Kenya: Activist's Phone Was Used Three Days After She Went Missing

Photo: Capital FM
Members of the public protesting after the murder of human rights lawyer Willy Kimani, his client and a taxi driver (file photo).
11 February 2019

Nairobi — It has now emerged that someone used missing human rights activist Caroline Mwatha's phone to call her husband in Dubai.

The call that was made three days after Mwatha went missing was however not answered.

Police have since retrieved her call logs and are focussing on the people who last spoke to her.

Mwatha, a human rights defender based in Dandora was last seen on February 6 walking to her house.

The mother of two, according to witnesses was walking alone and nothing seemed amiss - at least from their judgment.

"We know each other around this place," a woman who saw her on Wednesday evening and did not want to be named told Capital FM News.

She added, "Carol is known by everyone here because of her work. She has helped so many people more so the youths who are usually prone to police brutality."

What happened between the main road and her home, a stretch of 1.5 kilometres? Has it got anything to do with the nature of her work?

Is she dead or alive? And who accessed her phone 72 hours after she went missing?

It is a series of questions family members and colleagues are asking even as a cloud of anxiety over her safety lingers.

- We want her dead or alive -

As the clock ticks and minutes turn to hours and days, Mwatha's family is gradually losing patience with the police and want them to find their daughter dead or alive.

A feeling of desperation, more so in a country where human rights defenders live in fear after exposing police brutality, extra-judicial killings and forced disappearances of suspects.

Memories of the brutal killings of lawyer Willie Kimani, his client and driver in 2016 are way too fresh for them to be at peace.

Capital FM News caught up with Boniface Kilonzo, a younger brother to the human rights defender as he was heading to Dandora Police Station in the company of Mwatha's sister-in law and they were distraught.

"We want to be treated the same way a prominent family missing their daughter would have been," a visibly agitated Kilonzo said yet in a contrite tone.

According to him, local detectives have been frustrating them and have not offered any help.

"We want DCI Kinoti and (CS Fred) Matiangi to issue an order. They (officers) will only work then," he said.

Kilonzo said: "We are willing to give anything. If you have her, please just contact us."

Sentiments shared by her sister in-law Ruth Kalunda, who said the family knows no peace since they discovered that Mwatha was missing.

On the fateful day, Kalunda had tried to reach her but the phone was not going through.

"I thought she would call later," a teary Kalunda said. "All along, I knew she was at her workplace. Her phone has never been off due to the nature of her work."

Detectives were on Monday taking statements from the last people Mwatha spoke to on phone before she went missing.

"We are asking whoever might be holding my sister in-law to just let her free," she said before breaking into prolonged sobbing.
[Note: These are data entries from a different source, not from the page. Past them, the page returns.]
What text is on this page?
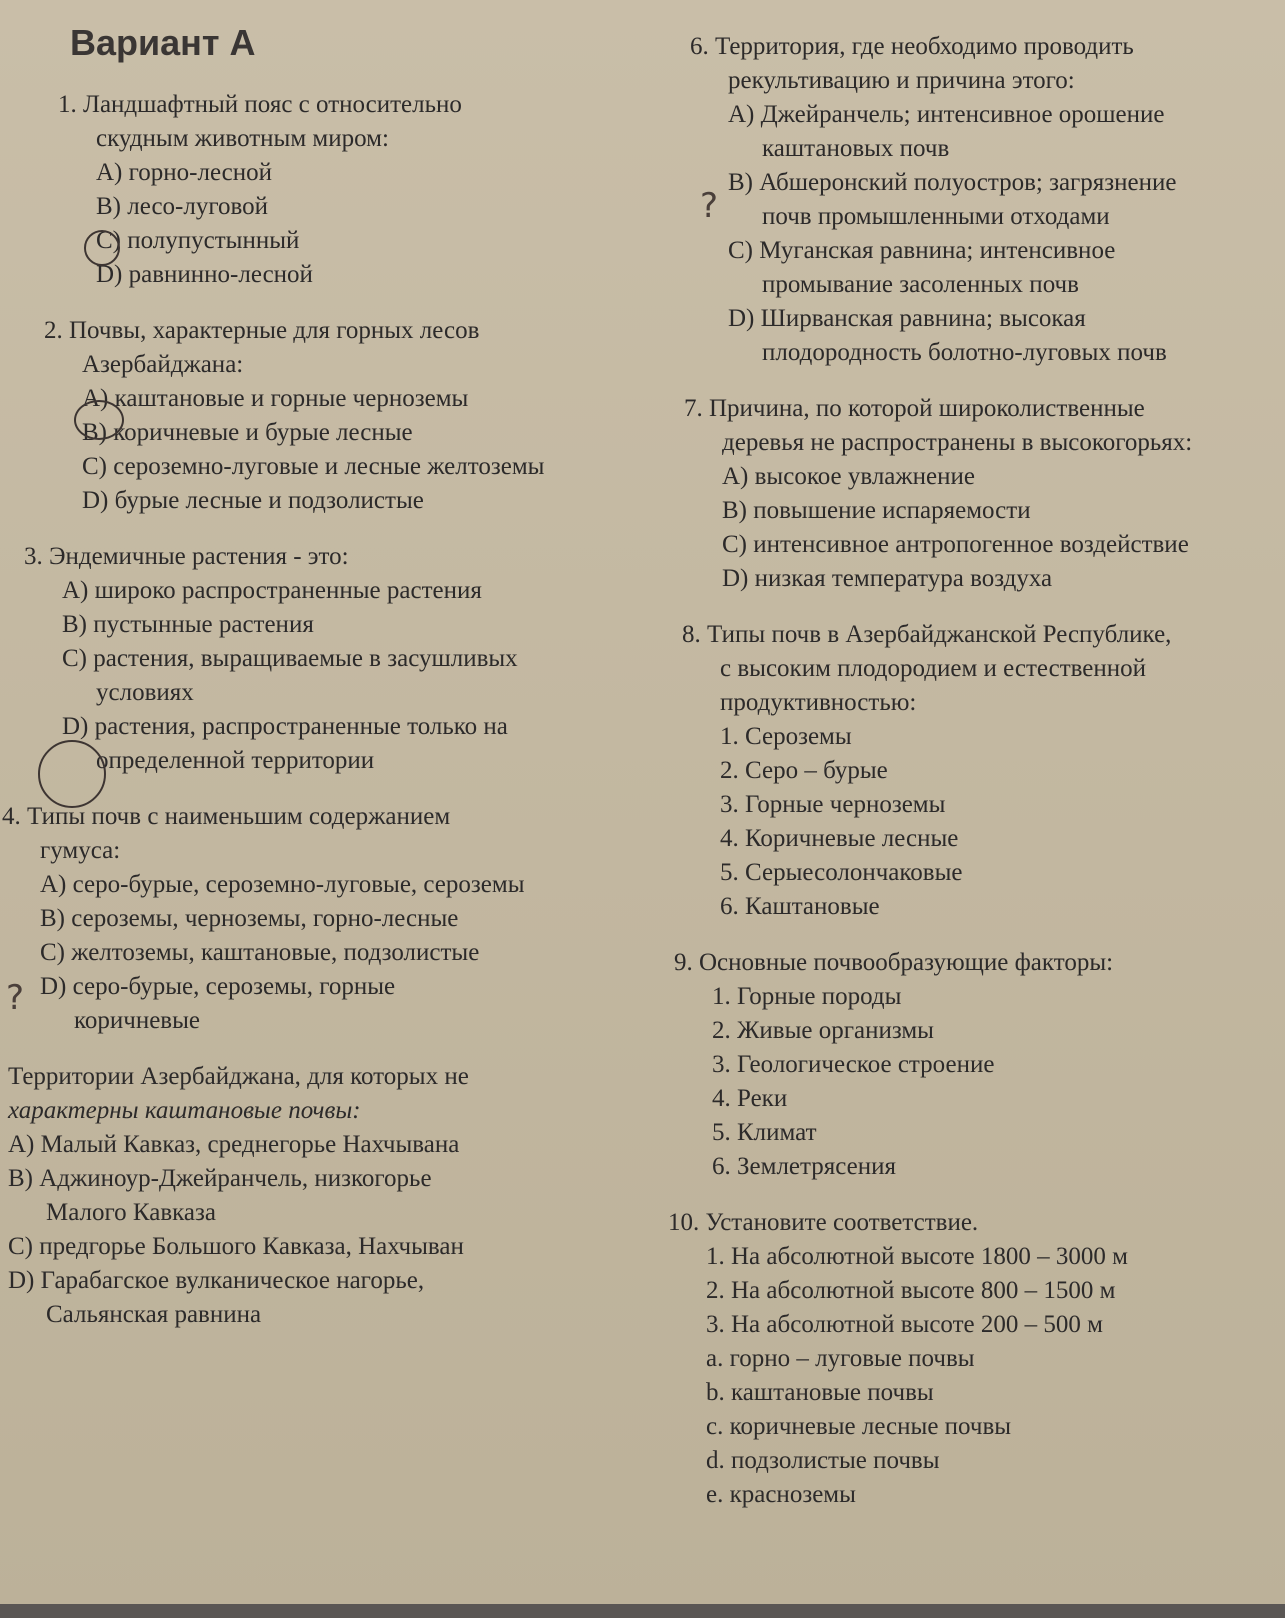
Вариант А
1. Ландшафтный пояс с относительно
скудным животным миром:
А) горно-лесной
В) лесо-луговой
С) полупустынный
D) равнинно-лесной
2. Почвы, характерные для горных лесов
Азербайджана:
А) каштановые и горные черноземы
В) коричневые и бурые лесные
С) сероземно-луговые и лесные желтоземы
D) бурые лесные и подзолистые
3. Эндемичные растения - это:
А) широко распространенные растения
В) пустынные растения
С) растения, выращиваемые в засушливых
условиях
D) растения, распространенные только на
определенной территории
4. Типы почв с наименьшим содержанием
гумуса:
А) серо-бурые, сероземно-луговые, сероземы
В) сероземы, черноземы, горно-лесные
С) желтоземы, каштановые, подзолистые
D) серо-бурые, сероземы, горные
коричневые
Территории Азербайджана, для которых не
характерны каштановые почвы:
А) Малый Кавказ, среднегорье Нахчывана
В) Аджиноур-Джейранчель, низкогорье
Малого Кавказа
С) предгорье Большого Кавказа, Нахчыван
D) Гарабагское вулканическое нагорье,
Сальянская равнина
6. Территория, где необходимо проводить
рекультивацию и причина этого:
А) Джейранчель; интенсивное орошение
каштановых почв
В) Абшеронский полуостров; загрязнение
почв промышленными отходами
С) Муганская равнина; интенсивное
промывание засоленных почв
D) Ширванская равнина; высокая
плодородность болотно-луговых почв
7. Причина, по которой широколиственные
деревья не распространены в высокогорьях:
А) высокое увлажнение
В) повышение испаряемости
С) интенсивное антропогенное воздействие
D) низкая температура воздуха
8. Типы почв в Азербайджанской Республике,
с высоким плодородием и естественной
продуктивностью:
1. Сероземы
2. Серо – бурые
3. Горные черноземы
4. Коричневые лесные
5. Серыесолончаковые
6. Каштановые
9. Основные почвообразующие факторы:
1. Горные породы
2. Живые организмы
3. Геологическое строение
4. Реки
5. Климат
6. Землетрясения
10. Установите соответствие.
1. На абсолютной высоте 1800 – 3000 м
2. На абсолютной высоте 800 – 1500 м
3. На абсолютной высоте 200 – 500 м
а. горно – луговые почвы
b. каштановые почвы
с. коричневые лесные почвы
d. подзолистые почвы
е. красноземы
?
?
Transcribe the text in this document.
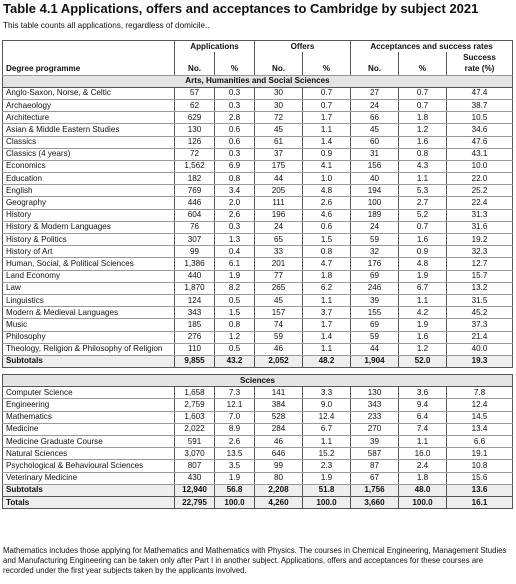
Table 4.1 Applications, offers and acceptances to Cambridge by subject 2021
This table counts all applications, regardless of domicile..
	Applications		Offers		Acceptances and success rates		
							Success
Degree programme	No.	%	No.	%	No.	%	rate (%)
Arts, Humanities and Social Sciences							
Anglo-Saxon, Norse, & Celtic	57	0.3	30	0.7	27	0.7	47.4
Archaeology	62	0.3	30	0.7	24	0.7	38.7
Architecture	629	2.8	72	1.7	66	1.8	10.5
Asian & Middle Eastern Studies	130	0.6	45	1.1	45	1.2	34.6
Classics	126	0.6	61	1.4	60	1.6	47.6
Classics (4 years)	72	0.3	37	0.9	31	0.8	43.1
Economics	1,562	6.9	175	4.1	156	4.3	10.0
Education	182	0.8	44	1.0	40	1.1	22.0
English	769	3.4	205	4.8	194	5.3	25.2
Geography	446	2.0	111	2.6	100	2.7	22.4
History	604	2.6	196	4.6	189	5.2	31.3
History & Modern Languages	76	0.3	24	0.6	24	0.7	31.6
History & Politics	307	1.3	65	1.5	59	1.6	19.2
History of Art	99	0.4	33	0.8	32	0.9	32.3
Human, Social, & Political Sciences	1,386	6.1	201	4.7	176	4.8	12.7
Land Economy	440	1.9	77	1.8	69	1.9	15.7
Law	1,870	8.2	265	6.2	246	6.7	13.2
Linguistics	124	0.5	45	1.1	39	1.1	31.5
Modern & Medieval Languages	343	1.5	157	3.7	155	4.2	45.2
Music	185	0.8	74	1.7	69	1.9	37.3
Philosophy	276	1.2	59	1.4	59	1.6	21.4
Theology, Religion & Philosophy of Religion	110	0.5	46	1.1	44	1.2	40.0
Subtotals	9,855	43.2	2,052	48.2	1,904	52.0	19.3

Sciences							
Computer Science	1,658	7.3	141	3.3	130	3.6	7.8
Engineering	2,759	12.1	384	9.0	343	9.4	12.4
Mathematics	1,603	7.0	528	12.4	233	6.4	14.5
Medicine	2,022	8.9	284	6.7	270	7.4	13.4
Medicine Graduate Course	591	2.6	46	1.1	39	1.1	6.6
Natural Sciences	3,070	13.5	646	15.2	587	16.0	19.1
Psychological & Behavioural Sciences	807	3.5	99	2.3	87	2.4	10.8
Veterinary Medicine	430	1.9	80	1.9	67	1.8	15.6
Subtotals	12,940	56.8	2,208	51.8	1,756	48.0	13.6
Totals	22,795	100.0	4,260	100.0	3,660	100.0	16.1
Mathematics includes those applying for Mathematics and Mathematics with Physics. The courses in Chemical Engineering, Management Studies and Manufacturing Engineering can be taken only after Part I in another subject. Applications, offers and acceptances for these courses are recorded under the first year subjects taken by the applicants involved.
Police are yet to make an official statement in the ongoing probe.

"Director (CID boss George Kinoti) is on our case. We are doing everything to find her," a senior detective privy to the ongoing probe and who sought anonymity told Capital FM News.

- We live in fear -

At her work place, the mood was tense as representatives of other human rights organisations gathered to contemplate the way forward.

Colleagues could be seen hugging, others sobbing while others engaged in low tones.

"She was handling sensitive cases. One was a case where an Administration Policeman assaulted a driver and his conductor. While we are looking at many angles, this could have led to her missing," a colleague who sought anonymity said.

Mwatha, according to colleagues led last year's documentation of 24 cases of extra-judicial killings in Mathare, Dandora and other informal settlements in Nairobi.

And this, they say has led them to a "wanted list of killer cops."

Wilfred Olal, the coordinator of Dandora Community Justice Centre describes Mwatha as "a key human rights defender and a founding member of this centre."

Mwatha was keen on documenting cases of police brutality and extra-judicial killings.

"She was also coordinating the families of victims so that they can get justice," he said.

A search at the City Mortuary, major hospitals, and police stations over the weekend proved negative.

"Lately, we have been receiving a lot of threats including myself because our work has been focusing more on police accountability," he said.

"Even if we doubt the police, it is them who can investigate and find her whereabouts."

- Right groups outcry -

Amnesty International (Kenya) has challenged DCI boss Kinoti to "thoroughly investigate Carol's disappearance, establish her whereabouts and deliver her to family and friends."

Amnesty International Executive Director Irungu Houghton, called "on any person who may have information on the disappearance of Carol Mwatha to share such information with the nearest police station or Dandora Social Justice Centre on 0722746164. We also call on Kenyans to continue using social media and all other means to help #FindCarolineMwatha."

Houghton called on the government to come up with " deliberate and specific policies that implement the United Nations Declaration on Human Rights Defenders and to recognise, work with and protect human rights defenders in Kenya."